Il degrado “dall’interno” La paranza dei bambini e l’automatismo del male

E’ da poco nei cinema il lungometraggio di Claudio Giovannesi, La paranza dei bambini. La scelta coraggiosa di girare molte parti del film in soggettiva non è casuale. Si tratta di un particolare stilistico rilevante, che ci dice qualcosa sullo stato del genere crime movie e forse anche dell’intero cinema italiano. Il punto di vista soggettivo sembra oggi imprescindibile. A partire dagli occhi del soggetto si vede la realtà, senza giudizi, senza l’imposizione di una realtà oggettiva. Un approccio che risale in realtà già a Scorsese e De Palma. Dunque sembra oggi vi sia in realtà un vero e proprio ritorno al genere, ritorno ai canoni, del cinema gangsteristico italiano.

In realtà le cose si intrecciano. Da un lato il punto di vista soggettivo domina la narrazione, e Nicola, l’adolescente protagonista che tenta la scalata al successo attraverso il crimine, è l’unico perno intorno a cui gira l’intera vicenda. Però vi è un elemento ulteriore, ed è la corrispettiva evanescenza del contesto intorno al protagonista e al suo gruppo di compagni di bravate.

Insomma sembra si passi dalla banalità del male, soggettivamente scelto però all’interno di un determinato e preciso contesto, e dunque in qualche modo “situato”, spiegato in qualche modo nei suoi meccanismi sociali e antropologici, all’“automatismo” del male. Il contesto napoletano, a differenza della saga di Gomorra (film e serie), viene lasciato sullo sfondo. È un destino inesorabile e dunque neanche descrivibile. Una sorta di fato greco.

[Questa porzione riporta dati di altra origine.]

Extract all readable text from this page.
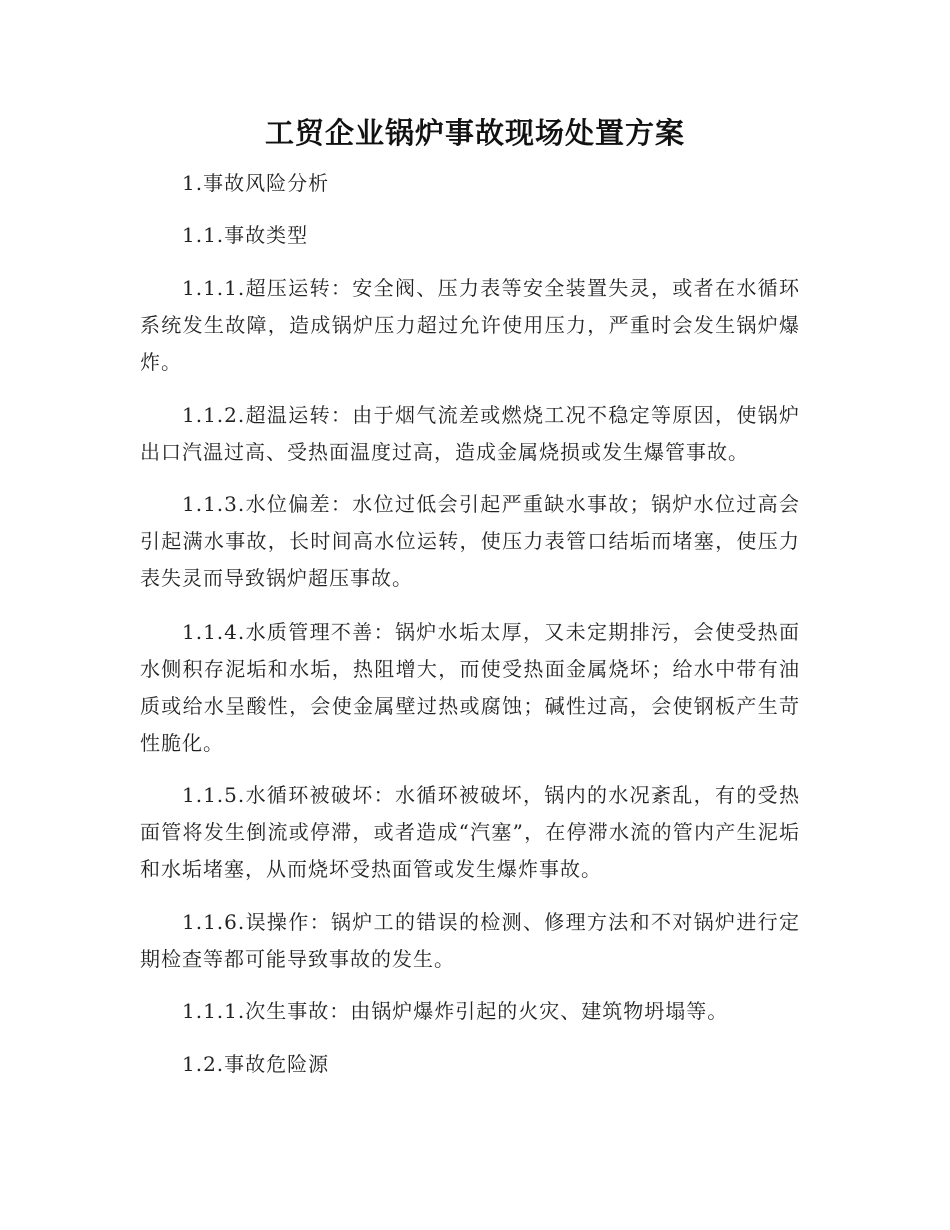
工贸企业锅炉事故现场处置方案

1.事故风险分析

1.1.事故类型

1.1.1.超压运转：安全阀、压力表等安全装置失灵，或者在水循环系统发生故障，造成锅炉压力超过允许使用压力，严重时会发生锅炉爆炸。

1.1.2.超温运转：由于烟气流差或燃烧工况不稳定等原因，使锅炉出口汽温过高、受热面温度过高，造成金属烧损或发生爆管事故。

1.1.3.水位偏差：水位过低会引起严重缺水事故；锅炉水位过高会引起满水事故，长时间高水位运转，使压力表管口结垢而堵塞，使压力表失灵而导致锅炉超压事故。

1.1.4.水质管理不善：锅炉水垢太厚，又未定期排污，会使受热面水侧积存泥垢和水垢，热阻增大，而使受热面金属烧坏；给水中带有油质或给水呈酸性，会使金属壁过热或腐蚀；碱性过高，会使钢板产生苛性脆化。

1.1.5.水循环被破坏：水循环被破坏，锅内的水况紊乱，有的受热面管将发生倒流或停滞，或者造成“汽塞”，在停滞水流的管内产生泥垢和水垢堵塞，从而烧坏受热面管或发生爆炸事故。

1.1.6.误操作：锅炉工的错误的检测、修理方法和不对锅炉进行定期检查等都可能导致事故的发生。

1.1.1.次生事故：由锅炉爆炸引起的火灾、建筑物坍塌等。

1.2.事故危险源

Il punto di vista soggettivo allora assume un significato ancora più forte: il soggetto sceglie il male senza neanche la consapevolezza di un contesto ben definito, che ovviamente agisce su di lui, ma restando sfocato, nascosto, anonimo, automatico.

Il film ci dice qualcosa del degrado, ma in generale della corruzione e del peccato nella nostra epoca: il male sembra assumere le sembianze della natura, del destino, della necessità irreversibile.